Cartridge heater power density
The watt density of the cartridge heater is defined as the number of watts consumed per square inch of heated housing surface. For a specific application, the power density of the heater determines the temperature of the internal resistance wire, which determines the temperature of the jacket. These factors are critical to the correct heating application and the expected life of the heater. Special structural features can promote excellent heat transfer, so that high-density cartridge heaters can operate at a higher power density while maintaining the lowest possible resistance wire temperature of any type of cartridge heater.

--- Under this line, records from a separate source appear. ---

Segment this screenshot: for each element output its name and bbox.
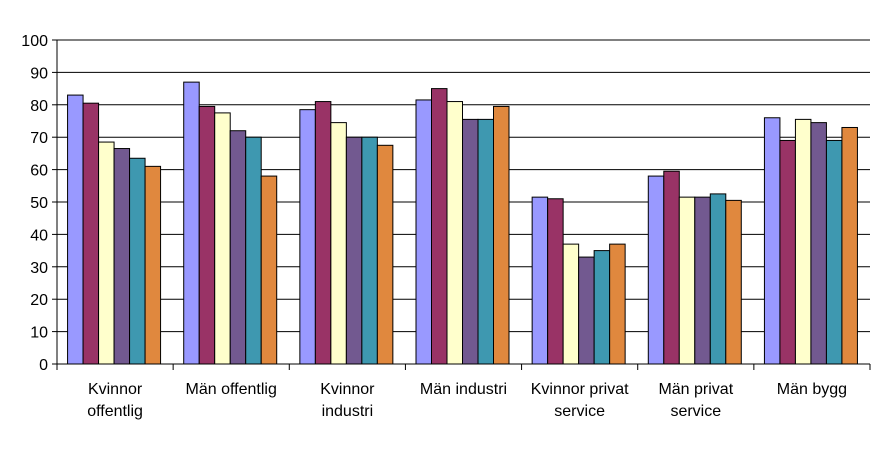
bar bbox=[113, 148, 131, 365]
bar bbox=[67, 94, 84, 365]
bar bbox=[183, 81, 200, 365]
bar bbox=[144, 165, 162, 365]
bar bbox=[678, 196, 696, 365]
y-tick-label: 100 bbox=[21, 33, 48, 50]
bar bbox=[314, 101, 332, 365]
bar bbox=[531, 196, 549, 365]
bar bbox=[493, 105, 510, 365]
bar bbox=[415, 99, 432, 365]
bar bbox=[198, 105, 216, 365]
bar bbox=[547, 198, 564, 365]
y-tick-label: 50 bbox=[30, 195, 48, 212]
bar bbox=[129, 157, 146, 365]
bar bbox=[446, 101, 463, 365]
category-label: Kvinnor bbox=[320, 381, 375, 398]
category-label: industri bbox=[322, 403, 374, 420]
category-label: Män privat bbox=[658, 381, 733, 398]
bar bbox=[779, 139, 796, 365]
bar bbox=[299, 109, 316, 365]
bar bbox=[431, 88, 448, 365]
bar bbox=[477, 118, 494, 365]
bar bbox=[810, 122, 827, 365]
category-label: Kvinnor bbox=[88, 381, 143, 398]
bar bbox=[647, 175, 665, 365]
axes bbox=[52, 39, 871, 370]
bar bbox=[376, 144, 394, 365]
bar bbox=[694, 196, 711, 365]
bar bbox=[562, 243, 580, 365]
y-tick-label: 90 bbox=[30, 65, 48, 82]
bar bbox=[794, 118, 812, 365]
bar bbox=[709, 193, 727, 365]
category-label: Kvinnor privat bbox=[531, 381, 629, 398]
y-tick-labels: 0 10 20 30 40 50 60 70 80 90 100 bbox=[21, 33, 48, 374]
category-label: service bbox=[670, 403, 721, 420]
y-tick-label: 10 bbox=[30, 325, 48, 342]
bar bbox=[763, 117, 781, 365]
bar bbox=[609, 243, 626, 365]
bar bbox=[330, 122, 347, 365]
category-label: Män industri bbox=[420, 381, 507, 398]
bar bbox=[214, 112, 231, 365]
bar bbox=[725, 199, 742, 365]
category-label: offentlig bbox=[87, 403, 143, 420]
bar bbox=[841, 126, 858, 365]
bar bbox=[462, 118, 479, 365]
bars bbox=[67, 81, 858, 365]
bar bbox=[578, 256, 595, 365]
category-label: service bbox=[554, 403, 605, 420]
bar bbox=[98, 141, 115, 365]
category-label: Män bygg bbox=[777, 381, 847, 398]
y-tick-label: 0 bbox=[39, 357, 48, 374]
y-tick-label: 20 bbox=[30, 292, 48, 309]
bar bbox=[361, 136, 378, 365]
y-tick-label: 30 bbox=[30, 260, 48, 277]
bar bbox=[229, 130, 247, 365]
bar bbox=[345, 136, 363, 365]
y-tick-label: 40 bbox=[30, 227, 48, 244]
bar bbox=[260, 175, 278, 365]
bar bbox=[663, 170, 680, 365]
y-tick-label: 60 bbox=[30, 163, 48, 180]
bar bbox=[245, 136, 262, 365]
bar bbox=[825, 139, 843, 365]
category-labels: Kvinnor offentlig Män offentlig Kvinnor indu… bbox=[87, 381, 847, 420]
y-tick-label: 70 bbox=[30, 130, 48, 147]
category-label: Män offentlig bbox=[186, 381, 277, 398]
bar bbox=[82, 102, 100, 365]
y-tick-label: 80 bbox=[30, 98, 48, 115]
bar bbox=[593, 250, 611, 365]
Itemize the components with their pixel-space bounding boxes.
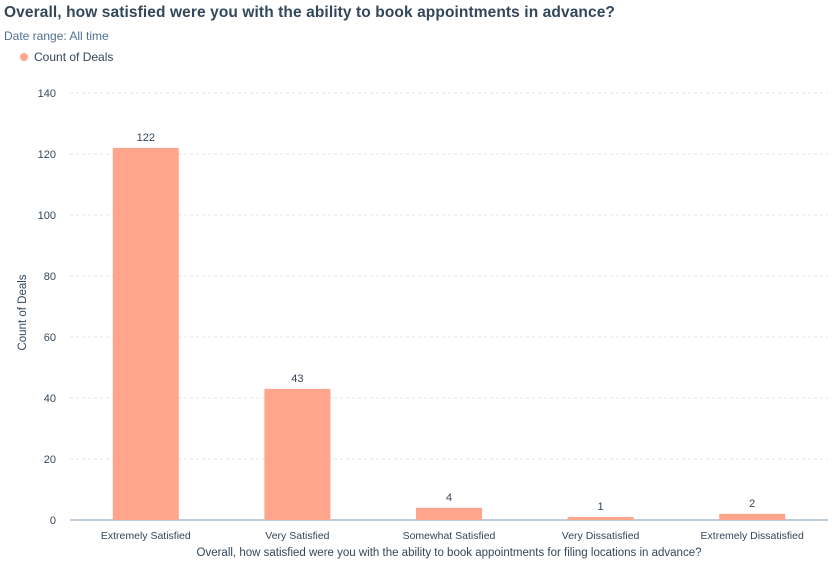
legend[interactable]: Count of Deals <box>20 50 113 64</box>
chart-title: Overall, how satisfied were you with the… <box>4 4 615 21</box>
y-tick-label-40: 40 <box>44 393 56 405</box>
bar-3 <box>567 516 634 520</box>
y-tick-label-60: 60 <box>44 332 56 344</box>
x-tick-label-2: Somewhat Satisfied <box>403 530 496 542</box>
y-tick-label-0: 0 <box>50 515 56 527</box>
bar-1 <box>264 388 331 520</box>
y-axis-title: Count of Deals <box>17 274 29 350</box>
bar-4 <box>719 513 786 520</box>
y-tick-label-120: 120 <box>38 149 56 161</box>
data-label-3: 1 <box>598 501 604 513</box>
data-label-0: 122 <box>137 132 155 144</box>
data-label-2: 4 <box>446 492 452 504</box>
date-range-label: Date range: All time <box>4 29 109 43</box>
y-tick-label-20: 20 <box>44 454 56 466</box>
bar-2 <box>416 507 482 520</box>
y-tick-label-80: 80 <box>44 271 56 283</box>
data-label-4: 2 <box>749 498 755 510</box>
bar-0 <box>112 147 179 520</box>
x-tick-label-4: Extremely Dissatisfied <box>701 530 804 542</box>
legend-swatch <box>20 53 28 61</box>
y-tick-label-140: 140 <box>38 88 56 100</box>
x-axis-title: Overall, how satisfied were you with the… <box>197 547 702 559</box>
y-tick-label-100: 100 <box>38 210 56 222</box>
x-tick-label-0: Extremely Satisfied <box>101 530 191 542</box>
data-label-1: 43 <box>291 373 303 385</box>
x-tick-label-1: Very Satisfied <box>265 530 329 542</box>
legend-label: Count of Deals <box>34 50 114 64</box>
x-tick-label-3: Very Dissatisfied <box>562 530 640 542</box>
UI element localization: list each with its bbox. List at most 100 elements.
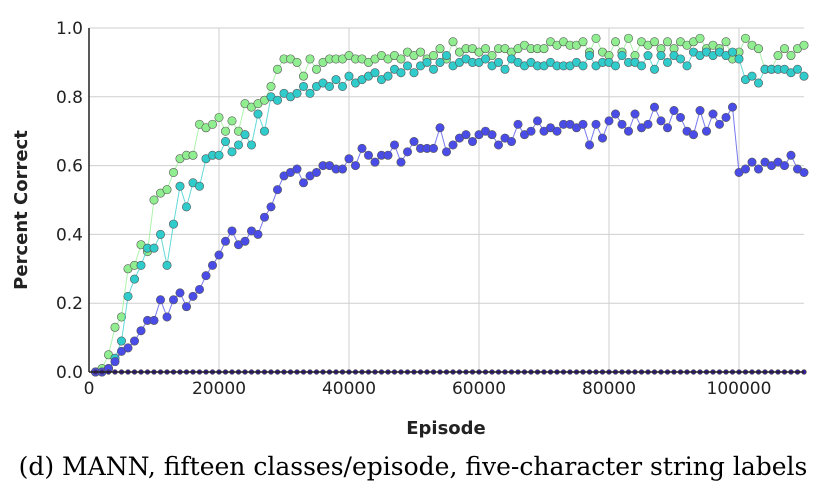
data-point [266, 202, 276, 212]
data-point [117, 336, 127, 346]
data-point [370, 157, 380, 167]
tick-labels: 0 20000 40000 60000 80000 100000 0.0 0.2 0.4 0.6 0… [56, 19, 772, 399]
data-point [234, 140, 244, 150]
data-point [623, 126, 633, 136]
data-point [331, 75, 341, 85]
data-point [461, 130, 471, 140]
data-point [130, 274, 140, 284]
data-point [669, 106, 679, 116]
data-point [162, 185, 172, 195]
data-point [799, 40, 809, 50]
series-1 [91, 33, 809, 377]
data-point [727, 102, 737, 112]
data-point [617, 51, 627, 61]
axes [88, 28, 804, 373]
data-point [311, 64, 321, 74]
data-point [396, 157, 406, 167]
data-point [656, 51, 666, 61]
data-point [467, 137, 477, 147]
series-2 [91, 47, 809, 377]
data-point [441, 51, 451, 61]
data-point [208, 119, 218, 129]
data-point [695, 106, 705, 116]
chart: 0 20000 40000 60000 80000 100000 0.0 0.2 0.4 0.6 0… [11, 19, 809, 439]
data-point [402, 61, 412, 71]
data-point [344, 71, 354, 81]
data-point [578, 37, 588, 47]
data-point [662, 37, 672, 47]
data-point [779, 44, 789, 54]
series-line [95, 51, 805, 373]
data-point [162, 260, 172, 270]
data-point [169, 167, 179, 177]
data-point [721, 112, 731, 122]
data-point [221, 137, 231, 147]
y-tick-label: 0.2 [56, 294, 83, 314]
data-point [344, 154, 354, 164]
x-tick-label: 0 [84, 379, 95, 399]
data-point [610, 37, 620, 47]
data-point [610, 109, 620, 119]
data-point [721, 37, 731, 47]
data-point [201, 271, 211, 281]
data-point [649, 37, 659, 47]
data-point [149, 315, 159, 325]
data-point [292, 88, 302, 98]
data-point [214, 250, 224, 260]
y-tick-label: 0.0 [56, 363, 83, 383]
figure-caption: (d) MANN, fifteen classes/episode, five-… [18, 452, 808, 481]
data-point [415, 47, 425, 57]
data-point [188, 291, 198, 301]
data-point [584, 51, 594, 61]
data-point [578, 119, 588, 129]
data-point [324, 81, 334, 91]
data-point [389, 140, 399, 150]
data-point [298, 178, 308, 188]
data-point [110, 357, 120, 367]
data-point [123, 343, 133, 353]
data-point [428, 64, 438, 74]
data-point [259, 126, 269, 136]
data-point [162, 312, 172, 322]
data-point [272, 185, 282, 195]
data-point [292, 57, 302, 67]
data-point [656, 116, 666, 126]
data-point [727, 47, 737, 57]
data-point [428, 143, 438, 153]
data-point [786, 150, 796, 160]
data-point [480, 54, 490, 64]
data-point [714, 119, 724, 129]
data-point [182, 202, 192, 212]
data-point [675, 54, 685, 64]
data-point [643, 119, 653, 129]
data-point [786, 51, 796, 61]
data-point [552, 126, 562, 136]
x-tick-label: 100000 [707, 379, 772, 399]
data-point [578, 61, 588, 71]
data-point [227, 116, 237, 126]
data-point [792, 64, 802, 74]
series-layer [91, 33, 809, 377]
data-point [383, 71, 393, 81]
data-point [539, 44, 549, 54]
y-tick-label: 0.4 [56, 225, 83, 245]
data-point [649, 102, 659, 112]
data-point [734, 54, 744, 64]
data-point [214, 150, 224, 160]
data-point [747, 71, 757, 81]
data-point [591, 119, 601, 129]
data-point [617, 119, 627, 129]
data-point [493, 57, 503, 67]
data-point [117, 312, 127, 322]
data-point [292, 164, 302, 174]
data-point [169, 219, 179, 229]
data-point [188, 150, 198, 160]
data-point [799, 71, 809, 81]
x-tick-label: 60000 [452, 379, 506, 399]
data-point [266, 81, 276, 91]
data-point [753, 44, 763, 54]
data-point [532, 116, 542, 126]
data-point [610, 61, 620, 71]
data-point [500, 64, 510, 74]
data-point [383, 150, 393, 160]
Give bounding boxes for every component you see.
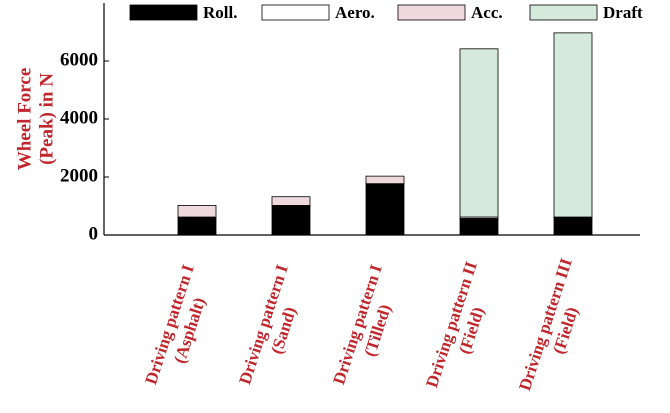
bar-segment <box>459 48 499 218</box>
bar-segment <box>271 196 311 206</box>
legend-swatch <box>529 4 598 21</box>
y-tick-label: 4000 <box>60 107 98 128</box>
y-tick-label: 2000 <box>60 165 98 186</box>
bar-segment <box>365 175 405 185</box>
legend-swatch <box>261 4 330 21</box>
legend-swatch <box>397 4 466 21</box>
legend-swatch <box>129 4 198 21</box>
y-tick-label: 6000 <box>60 49 98 70</box>
bar-segment <box>365 183 405 236</box>
y-axis-label: Wheel Force <box>14 68 35 171</box>
y-tick-label: 0 <box>89 223 99 244</box>
bar-segment <box>553 32 593 218</box>
bar-segment <box>271 205 311 236</box>
y-axis-label: (Peak) in N <box>36 73 57 165</box>
bar-segment <box>177 205 217 218</box>
legend-label: Draft <box>603 3 643 22</box>
legend-label: Acc. <box>471 3 503 22</box>
legend-label: Roll. <box>203 3 237 22</box>
legend-label: Aero. <box>335 3 375 22</box>
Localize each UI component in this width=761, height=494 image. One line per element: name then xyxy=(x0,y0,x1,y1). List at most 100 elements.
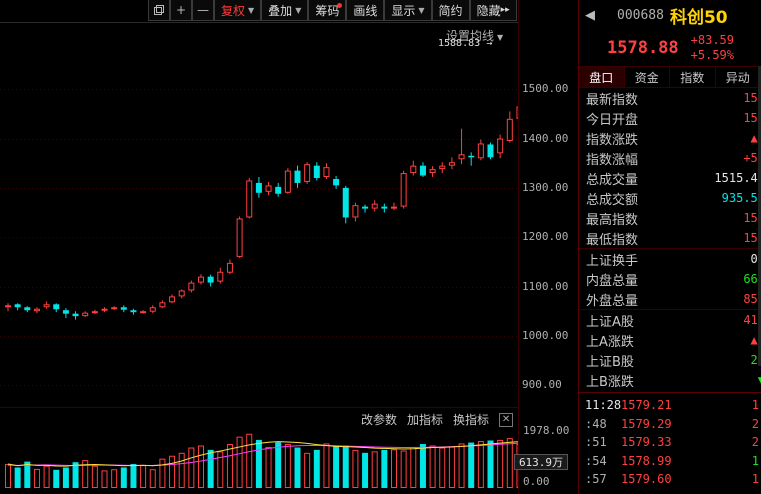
volume-bar[interactable] xyxy=(226,444,233,488)
volume-bar[interactable] xyxy=(5,463,11,488)
volume-bar[interactable] xyxy=(400,450,407,488)
tick-row[interactable]: :57 1579.60 1 xyxy=(579,470,761,489)
candle[interactable] xyxy=(43,301,50,309)
candle[interactable] xyxy=(101,307,108,313)
volume-bar[interactable] xyxy=(236,436,243,489)
zoom-in-icon[interactable]: + xyxy=(170,0,192,21)
volume-bar[interactable] xyxy=(284,444,291,488)
tick-row[interactable]: :54 1578.99 1 xyxy=(579,452,761,471)
caret-left-icon[interactable]: ◀ xyxy=(585,7,595,23)
volume-bar[interactable] xyxy=(333,446,340,488)
volume-bar[interactable] xyxy=(391,449,397,489)
toolbar-button-5[interactable]: 筹码 xyxy=(308,0,347,21)
candle[interactable] xyxy=(246,178,253,219)
volume-bar[interactable] xyxy=(198,445,204,488)
candle[interactable] xyxy=(33,307,40,314)
candle[interactable] xyxy=(371,200,378,212)
volume-bar[interactable] xyxy=(323,443,330,488)
volume-bar[interactable] xyxy=(72,462,79,488)
candle[interactable] xyxy=(448,157,455,170)
volume-bar[interactable] xyxy=(458,443,465,488)
volume-bar[interactable] xyxy=(207,449,214,488)
switch-indicator-link[interactable]: 换指标 xyxy=(453,413,490,427)
tab-capital[interactable]: 资金 xyxy=(625,67,670,87)
candle[interactable] xyxy=(400,170,407,209)
candle[interactable] xyxy=(294,165,301,188)
volume-bar[interactable] xyxy=(130,463,137,488)
volume-bar[interactable] xyxy=(352,449,359,488)
candle[interactable] xyxy=(198,274,204,285)
candle[interactable] xyxy=(149,305,156,314)
volume-bar[interactable] xyxy=(381,449,388,488)
candle[interactable] xyxy=(5,303,11,312)
candle[interactable] xyxy=(419,162,426,178)
toolbar-button-3[interactable]: 复权 ▼ xyxy=(214,0,262,21)
volume-bar[interactable] xyxy=(342,445,349,488)
candle[interactable] xyxy=(313,162,320,181)
toolbar-button-9[interactable]: 隐藏 ▸▸ xyxy=(469,0,517,21)
candle[interactable] xyxy=(275,182,282,197)
candle[interactable] xyxy=(62,308,69,319)
candle[interactable] xyxy=(130,308,137,315)
toolbar-button-6[interactable]: 画线 xyxy=(346,0,385,21)
tick-row[interactable]: :48 1579.29 2 xyxy=(579,415,761,434)
volume-bar[interactable] xyxy=(43,465,50,489)
candle[interactable] xyxy=(120,305,127,313)
candle[interactable] xyxy=(429,166,436,178)
volume-bar[interactable] xyxy=(448,446,455,488)
volume-bar[interactable] xyxy=(487,440,494,488)
tick-row[interactable]: :51 1579.33 2 xyxy=(579,433,761,452)
close-icon[interactable]: ✕ xyxy=(499,412,514,427)
add-indicator-link[interactable]: 加指标 xyxy=(407,413,444,427)
volume-bar[interactable] xyxy=(53,469,60,488)
volume-bar[interactable] xyxy=(410,446,417,488)
volume-bar[interactable] xyxy=(149,469,156,489)
candle[interactable] xyxy=(255,177,262,198)
volume-bar[interactable] xyxy=(91,465,98,489)
tick-row[interactable]: 11:28 1579.21 1 xyxy=(579,396,761,415)
candle[interactable] xyxy=(352,202,359,222)
candle[interactable] xyxy=(342,185,349,224)
edit-params-link[interactable]: 改参数 xyxy=(361,413,398,427)
volume-bar[interactable] xyxy=(159,458,166,489)
candle[interactable] xyxy=(14,303,21,311)
candle[interactable] xyxy=(458,128,465,165)
candle[interactable] xyxy=(159,300,166,309)
candle[interactable] xyxy=(497,134,504,159)
volume-bar[interactable] xyxy=(255,439,262,488)
volume-bar[interactable] xyxy=(362,452,369,488)
volume-bar[interactable] xyxy=(33,468,40,488)
candle[interactable] xyxy=(140,310,147,314)
candle[interactable] xyxy=(477,139,484,161)
volume-bar[interactable] xyxy=(101,470,108,488)
volume-bar[interactable] xyxy=(246,433,253,489)
candlestick-chart[interactable] xyxy=(0,0,518,494)
candle[interactable] xyxy=(487,142,494,160)
volume-bar[interactable] xyxy=(371,451,378,488)
volume-bar[interactable] xyxy=(477,441,484,488)
tab-index[interactable]: 指数 xyxy=(670,67,716,87)
volume-bar[interactable] xyxy=(304,452,311,488)
toolbar-button-8[interactable]: 简约 xyxy=(431,0,470,21)
volume-bar[interactable] xyxy=(275,442,282,488)
candle[interactable] xyxy=(391,202,397,211)
volume-bar[interactable] xyxy=(506,438,513,489)
volume-bar[interactable] xyxy=(169,455,176,489)
zoom-out-icon[interactable]: — xyxy=(192,0,214,21)
candle[interactable] xyxy=(381,203,388,213)
volume-bar[interactable] xyxy=(188,447,195,488)
candle[interactable] xyxy=(506,111,513,143)
candle[interactable] xyxy=(226,259,233,275)
panel-scrollbar[interactable] xyxy=(758,66,761,366)
candle[interactable] xyxy=(24,306,31,313)
volume-bar[interactable] xyxy=(468,442,475,488)
volume-bar[interactable] xyxy=(419,444,426,488)
candle[interactable] xyxy=(468,152,475,166)
tab-movement[interactable]: 异动 xyxy=(716,67,761,87)
candle[interactable] xyxy=(217,267,224,284)
volume-bar[interactable] xyxy=(140,465,147,489)
candle[interactable] xyxy=(516,103,518,121)
candle[interactable] xyxy=(323,163,330,179)
volume-bar[interactable] xyxy=(82,460,89,489)
volume-bar[interactable] xyxy=(14,467,21,488)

The heater power density (w/in2) is calculated using the following formula:
Watt density = heater power
Heating length × heater diameter × 3.14
The heated length is the total length of the heater minus the unheated (cold) part. The standard N-type high-density toner cartridge heater is 3/8" at the front end and 1/4" at the disc end is not heated. This means that a 6-inch long heater will have an effective heating length of 5-3/8 inches.
The unheated part varies with the type of heater terminal.
For liquid immersion heaters, the maximum power density depends on the type of liquid being heated. The more viscous or viscous the liquid, the lower the maximum watt density. Higher watt density may cause the liquid to carbonize and accumulate on the heater jacket, which will cause premature heater failure. It is recommended to use a heater with a power density lower than the recommended maximum power density to obtain the longest heater life. If the actual heater power density is close to the recommended maximum power density, the problem can be solved by the following methods:
Increase the number, diameter and length of heaters.
Reduce the total power; however, this may increase the heating time.
Get a tighter fit (see Figure 2-Confirm fit).
The high-density toner cartridge heater designed for the maximum recommended power density allows the smallest heater to be used to obtain the required power and has a good service life. Under all conditions being the same, using a heater with a lower power density usually provides the best service life.